Funcom’s scary looking treat, Moons of Madness is out on PC for Halloween time (well, October 22nd, a week or so early), and there even a neat contest you can enter here with some frights to be had and awesome prizes to be won. But as good as it looks (and man, it looks really good), my poor backlog is telling me to wait for the console release in February 2020. It’s not that I don’t want to review it, mind you. In an effort to reduce my workload (and yep, stress level), I’ve decided to shift a few games to next year and while it’s a tough choice here, it’s also a good one at the end of the day, I think. I feel that a fresh review down the road gives a game like this a a nice boost if it’s one some console owners may have avoided because they haven’t a computer that can run it and might be keen on how it runs on their system of choice.
There’s also the chance that further optimization and any patches that a game needs will come to consoles that game a good-looking game such as this one even better (in terms of gameplay) as an overall experience. For the record, yes, I know the game might look less “perfect” as a console release. That said, the modern emphasis of graphics over gameplay with some makes no sense when a game manages to run fine and play well as a port (despite what one thinks about things like “perfect” resolution and the need to frequently tweak a PC to run things at optimum settings). “Blame the player AND the game”, as I heard an acquaintance say a few years back when a new PC game he’s bought was giving him grief when his driver-updated 3D card wasn’t capable to run a it without some figuring and fiddling.

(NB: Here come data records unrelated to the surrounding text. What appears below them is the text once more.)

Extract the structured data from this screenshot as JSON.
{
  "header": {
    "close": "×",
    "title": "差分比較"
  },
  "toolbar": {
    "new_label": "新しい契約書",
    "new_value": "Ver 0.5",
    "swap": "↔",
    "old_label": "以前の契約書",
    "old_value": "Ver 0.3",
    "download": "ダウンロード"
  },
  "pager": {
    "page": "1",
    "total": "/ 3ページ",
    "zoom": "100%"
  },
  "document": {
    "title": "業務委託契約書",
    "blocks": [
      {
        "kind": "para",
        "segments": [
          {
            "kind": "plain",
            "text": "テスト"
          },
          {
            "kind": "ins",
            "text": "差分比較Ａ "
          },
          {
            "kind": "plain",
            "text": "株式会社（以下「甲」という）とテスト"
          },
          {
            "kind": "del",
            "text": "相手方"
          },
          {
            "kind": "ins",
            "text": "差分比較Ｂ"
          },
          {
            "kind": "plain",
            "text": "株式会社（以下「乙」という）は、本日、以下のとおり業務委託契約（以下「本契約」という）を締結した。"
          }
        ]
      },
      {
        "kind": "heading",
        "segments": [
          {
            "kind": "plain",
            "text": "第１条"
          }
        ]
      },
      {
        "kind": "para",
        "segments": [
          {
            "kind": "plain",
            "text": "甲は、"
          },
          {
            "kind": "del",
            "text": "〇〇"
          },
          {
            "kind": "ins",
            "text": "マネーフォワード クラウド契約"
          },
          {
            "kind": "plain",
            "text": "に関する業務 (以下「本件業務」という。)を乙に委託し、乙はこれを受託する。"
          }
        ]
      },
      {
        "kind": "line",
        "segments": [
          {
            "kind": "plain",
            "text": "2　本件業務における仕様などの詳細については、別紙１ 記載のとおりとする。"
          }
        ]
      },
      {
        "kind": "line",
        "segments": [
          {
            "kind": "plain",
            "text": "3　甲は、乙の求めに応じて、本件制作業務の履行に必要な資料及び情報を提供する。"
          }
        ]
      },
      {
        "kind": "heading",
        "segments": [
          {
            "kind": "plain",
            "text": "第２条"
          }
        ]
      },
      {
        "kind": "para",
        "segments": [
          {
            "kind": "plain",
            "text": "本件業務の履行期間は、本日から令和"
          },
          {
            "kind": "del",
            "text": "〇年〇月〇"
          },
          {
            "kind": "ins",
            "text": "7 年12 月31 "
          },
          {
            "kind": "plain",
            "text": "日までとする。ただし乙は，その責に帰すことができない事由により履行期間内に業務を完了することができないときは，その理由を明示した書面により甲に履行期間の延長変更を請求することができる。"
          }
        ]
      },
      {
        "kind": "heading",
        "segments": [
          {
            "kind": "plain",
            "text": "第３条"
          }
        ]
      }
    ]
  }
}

As I’ve said in the past, one good thing about consoles while some consider them “inferior” is the ability for even the least skilled or least tech savvy gamer to get into the hobby and not have to spend a fortune (well, outside of the system of choice, games that they buy and power that’s consumed). Say, here’s some gameplay for you:
Yes, the download and wait thing is always problematic, but so is the modern “update in progress” thing where games get patched and fixed whether or not they’re digital or physical versions. That’s just the nature of the beast, as games are shipped as “done” even if more changes come later that fix issues that might crop up that hamper enjoyment or add new content down the road. Still, with two separate platforms (PlayStation 4, Xbox One and multiple SKUs for each (PS4, PS4 Pro, Xbox One, Xbox One S, Xbox One X), there will likely be the case where the base systems get the lowest settings here (but acceptable) while the enhanced ones get a few more options to play with.
That said, hmmm. This does look neat, though. I may request a code after all and check it out just to get an idea of what the console port will be like. We’ll see what the backlog says.